One of the world's largest supplier of graphics cards, Colorful is no stranger to offering exclusive products. This week the company quietly rolled out the world's only GeForce RTX 4070 with a closed-loop cooling system. The graphics board promises to provide the ultimate overclocking experience, but its price may be too high for many to justify it..
Colorful's iGame GeForce RTX 4070 Neptune OC-V relies on Nvidia's AD104-250 graphics processor with 5,888 CUDA cores mated with 12GB of GDDR6X memory using a 192-bit interface, but uses a proprietary printed circuit board with a 14+3-phase power delivery to maximize GPU overclocking potential. The board comes with a one-key overclocking function enabling up to 2640 MHz boost clock, up from 2,475 MHz by default. The board uses a 12+4-pin 12VHPWR auxiliary PCIe 5.0 power connector and is rated for a TDP of up to 230W, which is 30W higher than that of Nvidia's reference design.

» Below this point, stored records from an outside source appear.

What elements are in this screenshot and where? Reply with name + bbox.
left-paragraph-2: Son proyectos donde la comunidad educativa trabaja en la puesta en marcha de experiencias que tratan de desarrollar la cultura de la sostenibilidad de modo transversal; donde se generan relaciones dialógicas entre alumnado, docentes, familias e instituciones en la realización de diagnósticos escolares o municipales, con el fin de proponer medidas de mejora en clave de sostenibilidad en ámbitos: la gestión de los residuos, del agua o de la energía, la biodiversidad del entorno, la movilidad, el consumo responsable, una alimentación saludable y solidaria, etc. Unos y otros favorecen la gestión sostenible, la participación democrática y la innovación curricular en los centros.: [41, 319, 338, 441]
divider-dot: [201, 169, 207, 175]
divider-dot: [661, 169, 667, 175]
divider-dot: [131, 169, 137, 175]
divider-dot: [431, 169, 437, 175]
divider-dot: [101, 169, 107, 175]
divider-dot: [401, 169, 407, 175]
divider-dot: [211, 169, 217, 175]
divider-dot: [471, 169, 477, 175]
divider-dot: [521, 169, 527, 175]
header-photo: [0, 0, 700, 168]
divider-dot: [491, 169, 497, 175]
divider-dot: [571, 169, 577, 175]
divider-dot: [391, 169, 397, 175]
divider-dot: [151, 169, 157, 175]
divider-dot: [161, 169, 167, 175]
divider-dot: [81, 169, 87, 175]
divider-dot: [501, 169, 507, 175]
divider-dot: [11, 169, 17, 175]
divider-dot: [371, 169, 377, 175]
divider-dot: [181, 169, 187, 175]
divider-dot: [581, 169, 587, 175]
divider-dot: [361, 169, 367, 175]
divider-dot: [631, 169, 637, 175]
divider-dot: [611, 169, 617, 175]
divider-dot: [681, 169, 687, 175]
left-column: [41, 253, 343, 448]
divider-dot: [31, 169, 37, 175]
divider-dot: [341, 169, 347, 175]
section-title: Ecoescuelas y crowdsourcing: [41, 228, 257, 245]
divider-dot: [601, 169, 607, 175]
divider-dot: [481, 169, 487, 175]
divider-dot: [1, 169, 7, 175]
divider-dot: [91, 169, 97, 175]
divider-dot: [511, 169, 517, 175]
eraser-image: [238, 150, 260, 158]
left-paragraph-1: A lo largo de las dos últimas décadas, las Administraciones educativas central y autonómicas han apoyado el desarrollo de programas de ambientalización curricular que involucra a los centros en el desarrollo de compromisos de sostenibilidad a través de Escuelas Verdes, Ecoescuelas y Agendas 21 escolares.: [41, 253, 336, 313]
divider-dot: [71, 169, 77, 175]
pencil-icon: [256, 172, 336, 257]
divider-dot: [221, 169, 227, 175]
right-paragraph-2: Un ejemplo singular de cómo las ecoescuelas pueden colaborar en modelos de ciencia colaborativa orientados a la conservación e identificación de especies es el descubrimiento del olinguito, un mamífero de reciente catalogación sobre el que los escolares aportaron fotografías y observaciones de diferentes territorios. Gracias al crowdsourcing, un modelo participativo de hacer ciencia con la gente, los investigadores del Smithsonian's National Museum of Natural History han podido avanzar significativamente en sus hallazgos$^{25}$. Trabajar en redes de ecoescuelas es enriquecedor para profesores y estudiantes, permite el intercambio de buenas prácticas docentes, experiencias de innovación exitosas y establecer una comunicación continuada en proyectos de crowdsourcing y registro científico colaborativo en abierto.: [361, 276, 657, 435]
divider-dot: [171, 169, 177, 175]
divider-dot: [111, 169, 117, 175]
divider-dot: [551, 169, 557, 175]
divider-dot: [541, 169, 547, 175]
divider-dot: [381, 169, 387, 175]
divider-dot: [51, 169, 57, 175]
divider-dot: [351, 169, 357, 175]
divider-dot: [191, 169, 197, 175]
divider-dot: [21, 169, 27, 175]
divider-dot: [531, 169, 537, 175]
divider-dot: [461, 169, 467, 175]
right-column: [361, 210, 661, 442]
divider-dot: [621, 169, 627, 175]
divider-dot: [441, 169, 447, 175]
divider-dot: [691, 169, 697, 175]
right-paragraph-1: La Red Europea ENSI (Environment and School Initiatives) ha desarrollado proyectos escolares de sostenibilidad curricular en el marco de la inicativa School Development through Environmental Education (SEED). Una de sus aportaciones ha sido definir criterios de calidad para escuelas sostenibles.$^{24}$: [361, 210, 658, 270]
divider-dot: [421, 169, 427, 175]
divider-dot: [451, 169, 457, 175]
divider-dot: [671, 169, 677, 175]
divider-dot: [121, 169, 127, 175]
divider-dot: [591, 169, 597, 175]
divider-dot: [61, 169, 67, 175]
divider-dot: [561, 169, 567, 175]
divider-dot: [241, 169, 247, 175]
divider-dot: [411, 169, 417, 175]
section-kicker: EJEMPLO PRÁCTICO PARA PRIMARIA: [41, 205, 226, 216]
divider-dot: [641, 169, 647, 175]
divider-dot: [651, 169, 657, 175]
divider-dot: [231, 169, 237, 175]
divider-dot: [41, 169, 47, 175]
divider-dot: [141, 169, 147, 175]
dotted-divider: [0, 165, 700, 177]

The key selling point of the iGame GeForce RTX 4070 Neptune OC-V is of course its closed-loop liquid cooling system that promises to provide superior cooling performance while allowing to make the board itself a bit more compact. While the card is still two slots wide, it's just 253.5 mm long, which is not too lengthy by today's standards. However, you'll have to fit a 277 mm radiator with two fans somewhere in the chassis too. With an enhanced VRM and LCS, overclocking potential of Colorful's GeForce RTX 4080 Neptune promises to be significant, something that will put it in the list of the best graphics cards.
As the only liquid-cooled GeForce RTX 4070, the iGame GeForce RTX 4070 Neptune OC-V is expensive. VideoCardz claims that Colorful will charge $829 for it, but it is unclear whether this will be the price for the U.S. (which does not include taxes) or for China or Europe. Either way, it is considerably more expensive than Nvidia's MSRP for GeForce RTX 4070 and approaches or exceeds recommended price of the GeForce RTX 4070 Ti, which means that the new product will have to deliver performance on par with the higher-end part.
Nvidia's GeForce RTX 4070 is powered by the AD104-250 GPU with 5.888 CUDA cores, offers a compute throughput of up to 29.15 FP32 TFLOPS, and has an MSRP of $599. By contrast, Nvidia's GeForce RTX 4070 Ti is based on the AD104-400 GPU with 7,680 CUDA cores offers up to 40 FP32 TFLOPS, but comes with an MSRP of $799.
In a bid to compensate for the lack of 1,792 CUDA cores and offer similar compute throughput as its Ti sibling, the vanilla GeForce RTX 4070 will have to work at around 3.40 GHz, which is about 925 MHz higher than the Nvidia-recommended boost clock for the RTX 4070 model. While we are sure that at least some AD104-250 GPUs are great overclockers, we are not sure that all of them can hit 3.40 GHz at 230W and offer performance like the GeForce RTX 4070 Ti with the AD104-400.
Of course, a liquid cooling system may provide better cooling than an air cooler, which increases its value even if it cannot approach performance of GeForce RTX 4070 Ti to justify its high price. Whether or not a longer lifespan alone justifies higher price is something that remains to be seen though.